The number of characters is only the first obstacle. The timeline in Catch-22 is practically nonsensical for the majority of the book. Heller jumps around in his timeline, introduces new characters out of thin air, and veers off topic quite often. While scenes themselves are usually easy to illustrate in your mind, the reason why these scenes are happening and what they mean is usually unclear. It’s not until the later stages of the novel that it slowly begins to make more sense as the ending approaches in anticipated fashion. This is a book that is perfect for reading multiple times.
We are introduced to the phrase Catch-22 early on. Yossarian and his fellow airmen are allowed to become grounded from combat missions if they say they are crazy, making them unfit to fly.

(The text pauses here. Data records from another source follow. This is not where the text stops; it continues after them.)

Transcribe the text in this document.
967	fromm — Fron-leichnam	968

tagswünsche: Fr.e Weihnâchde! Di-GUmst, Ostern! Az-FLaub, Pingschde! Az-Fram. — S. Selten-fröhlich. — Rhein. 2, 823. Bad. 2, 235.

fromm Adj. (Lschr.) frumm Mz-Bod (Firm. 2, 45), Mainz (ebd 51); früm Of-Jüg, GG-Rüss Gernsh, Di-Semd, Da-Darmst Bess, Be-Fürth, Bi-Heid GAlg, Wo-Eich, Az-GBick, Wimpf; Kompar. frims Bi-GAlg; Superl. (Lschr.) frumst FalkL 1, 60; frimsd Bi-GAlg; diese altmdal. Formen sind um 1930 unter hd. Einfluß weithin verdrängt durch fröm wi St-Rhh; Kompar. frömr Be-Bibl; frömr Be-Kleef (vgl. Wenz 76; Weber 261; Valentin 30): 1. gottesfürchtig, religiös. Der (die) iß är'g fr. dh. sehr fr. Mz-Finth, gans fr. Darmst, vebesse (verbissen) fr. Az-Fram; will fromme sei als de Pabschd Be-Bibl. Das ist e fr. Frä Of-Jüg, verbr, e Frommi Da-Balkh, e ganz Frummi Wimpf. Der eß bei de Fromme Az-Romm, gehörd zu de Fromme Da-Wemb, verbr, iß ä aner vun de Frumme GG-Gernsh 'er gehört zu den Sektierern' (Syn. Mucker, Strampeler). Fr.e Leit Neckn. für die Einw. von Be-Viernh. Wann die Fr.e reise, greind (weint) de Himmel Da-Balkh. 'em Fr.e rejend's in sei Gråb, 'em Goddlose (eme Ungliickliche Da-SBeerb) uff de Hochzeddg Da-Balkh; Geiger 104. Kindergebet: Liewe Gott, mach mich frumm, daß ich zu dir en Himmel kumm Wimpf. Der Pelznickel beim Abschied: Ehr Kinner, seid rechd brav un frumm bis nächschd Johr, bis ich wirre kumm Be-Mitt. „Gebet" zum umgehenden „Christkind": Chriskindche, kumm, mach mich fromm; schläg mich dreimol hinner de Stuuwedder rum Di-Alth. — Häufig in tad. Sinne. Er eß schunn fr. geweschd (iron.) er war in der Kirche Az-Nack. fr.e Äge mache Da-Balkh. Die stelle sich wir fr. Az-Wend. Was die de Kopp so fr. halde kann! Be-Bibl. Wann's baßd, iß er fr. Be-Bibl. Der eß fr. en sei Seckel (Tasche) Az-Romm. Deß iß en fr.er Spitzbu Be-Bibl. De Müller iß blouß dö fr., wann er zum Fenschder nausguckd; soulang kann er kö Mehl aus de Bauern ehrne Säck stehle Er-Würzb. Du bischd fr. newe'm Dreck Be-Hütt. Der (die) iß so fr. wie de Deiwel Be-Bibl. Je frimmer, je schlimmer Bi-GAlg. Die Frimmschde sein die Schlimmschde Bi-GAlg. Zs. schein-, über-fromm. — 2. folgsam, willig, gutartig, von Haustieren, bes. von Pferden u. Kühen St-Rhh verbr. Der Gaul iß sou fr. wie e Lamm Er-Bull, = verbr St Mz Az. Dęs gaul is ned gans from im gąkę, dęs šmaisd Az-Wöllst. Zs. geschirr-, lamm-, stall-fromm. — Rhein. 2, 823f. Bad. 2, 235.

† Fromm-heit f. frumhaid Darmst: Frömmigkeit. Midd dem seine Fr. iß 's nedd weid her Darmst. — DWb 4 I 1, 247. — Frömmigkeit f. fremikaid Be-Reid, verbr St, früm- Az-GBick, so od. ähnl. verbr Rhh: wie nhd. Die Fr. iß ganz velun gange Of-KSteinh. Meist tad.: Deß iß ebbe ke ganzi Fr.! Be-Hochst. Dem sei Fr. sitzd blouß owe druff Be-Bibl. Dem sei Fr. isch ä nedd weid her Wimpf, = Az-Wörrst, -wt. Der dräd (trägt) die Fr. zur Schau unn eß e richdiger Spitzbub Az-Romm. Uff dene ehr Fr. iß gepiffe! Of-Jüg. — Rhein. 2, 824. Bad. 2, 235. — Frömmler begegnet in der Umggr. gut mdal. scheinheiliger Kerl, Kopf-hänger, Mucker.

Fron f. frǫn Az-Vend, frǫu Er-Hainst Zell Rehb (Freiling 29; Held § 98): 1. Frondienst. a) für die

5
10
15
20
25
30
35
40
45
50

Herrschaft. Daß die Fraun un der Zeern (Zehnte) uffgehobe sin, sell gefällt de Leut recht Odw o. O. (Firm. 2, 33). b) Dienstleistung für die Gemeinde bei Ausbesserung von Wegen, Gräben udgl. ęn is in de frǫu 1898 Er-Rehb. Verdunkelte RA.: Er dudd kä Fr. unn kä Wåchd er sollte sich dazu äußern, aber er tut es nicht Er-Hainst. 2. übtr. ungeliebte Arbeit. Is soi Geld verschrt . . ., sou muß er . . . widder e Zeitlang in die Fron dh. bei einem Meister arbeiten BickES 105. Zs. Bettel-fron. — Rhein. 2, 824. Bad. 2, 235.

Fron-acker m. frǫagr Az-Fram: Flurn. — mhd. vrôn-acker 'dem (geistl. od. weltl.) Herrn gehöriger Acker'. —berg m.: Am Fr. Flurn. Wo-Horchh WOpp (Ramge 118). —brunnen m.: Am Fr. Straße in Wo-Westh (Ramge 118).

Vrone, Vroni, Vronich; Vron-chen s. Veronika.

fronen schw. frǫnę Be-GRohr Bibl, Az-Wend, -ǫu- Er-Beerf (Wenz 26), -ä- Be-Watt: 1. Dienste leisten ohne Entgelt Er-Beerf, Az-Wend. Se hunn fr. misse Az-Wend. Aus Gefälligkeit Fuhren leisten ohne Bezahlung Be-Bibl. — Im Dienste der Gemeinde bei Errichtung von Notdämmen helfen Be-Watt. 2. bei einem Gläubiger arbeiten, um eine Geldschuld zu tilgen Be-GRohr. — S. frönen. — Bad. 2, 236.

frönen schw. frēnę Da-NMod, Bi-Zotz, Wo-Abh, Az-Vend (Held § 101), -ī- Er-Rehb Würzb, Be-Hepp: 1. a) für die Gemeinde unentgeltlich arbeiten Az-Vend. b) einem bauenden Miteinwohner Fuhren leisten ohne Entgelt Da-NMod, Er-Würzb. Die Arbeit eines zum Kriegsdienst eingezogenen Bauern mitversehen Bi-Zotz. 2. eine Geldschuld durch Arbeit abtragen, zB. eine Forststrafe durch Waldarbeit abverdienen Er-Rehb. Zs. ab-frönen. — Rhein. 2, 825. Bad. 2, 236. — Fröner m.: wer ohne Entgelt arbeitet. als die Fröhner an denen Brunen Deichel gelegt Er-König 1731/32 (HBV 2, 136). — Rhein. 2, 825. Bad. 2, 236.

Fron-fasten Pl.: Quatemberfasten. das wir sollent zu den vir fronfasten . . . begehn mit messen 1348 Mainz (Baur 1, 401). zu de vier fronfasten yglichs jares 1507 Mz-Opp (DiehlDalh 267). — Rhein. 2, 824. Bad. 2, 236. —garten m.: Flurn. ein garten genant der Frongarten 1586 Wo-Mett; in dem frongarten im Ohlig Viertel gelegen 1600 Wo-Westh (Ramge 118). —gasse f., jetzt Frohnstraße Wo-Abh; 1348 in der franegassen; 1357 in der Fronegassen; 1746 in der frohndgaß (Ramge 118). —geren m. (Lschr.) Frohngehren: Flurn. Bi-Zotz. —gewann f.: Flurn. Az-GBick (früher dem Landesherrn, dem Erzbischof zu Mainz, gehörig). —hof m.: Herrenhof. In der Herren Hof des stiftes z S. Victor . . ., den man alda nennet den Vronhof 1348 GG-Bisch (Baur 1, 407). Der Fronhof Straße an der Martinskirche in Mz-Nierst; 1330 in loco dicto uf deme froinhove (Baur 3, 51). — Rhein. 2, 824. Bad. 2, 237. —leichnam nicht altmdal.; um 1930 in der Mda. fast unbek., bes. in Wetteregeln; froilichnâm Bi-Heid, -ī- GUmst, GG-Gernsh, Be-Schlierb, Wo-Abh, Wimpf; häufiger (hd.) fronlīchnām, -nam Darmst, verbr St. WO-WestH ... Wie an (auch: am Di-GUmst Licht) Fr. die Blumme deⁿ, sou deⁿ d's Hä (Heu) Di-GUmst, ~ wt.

But this means that if the men care enough about their lives to claim they are crazy in order to get out of flying, they must not be crazy and will be forced to fly. So, this paradox is used throughout the book in the most insane ways to create an awful experience for our main character, Yossarian. The satirical humor begins in hilarious fashion, then slowly grows to become infuriating because of the incompetence of the higher ranking officers. I mean, these guys make Michael Scott look comparatively easy to work with. Just like in The Office you understand that it’s just all in comedic fun. The difference being that in Catch-22 peoples lives are on the line, making their incompetence and selfishness utterly painful at times. As I was nearing the end of the book, the visceral meanings in Heller’s writing cut deeper and deeper, and I was blown away by how he went back and forth between humor and tragedy so effortlessly. This is not your standard war story with tons of combat, gore, patriotism, and heroes. Heller specifically wrote it to blow the roof off of what people expected from a war novel, which he does in spectacular fashion.
“Sure, that’s what I mean,’ Doc Daneeka said. ‘A little grease is what makes this world go round. One hand washes the other. Know what I mean? You scratch my back, I’ll scratch yours.’
Yossarian knew what he meant.
That’s not what I meant,’ Doc Daneeka said, as Yossarian began scratching his back.”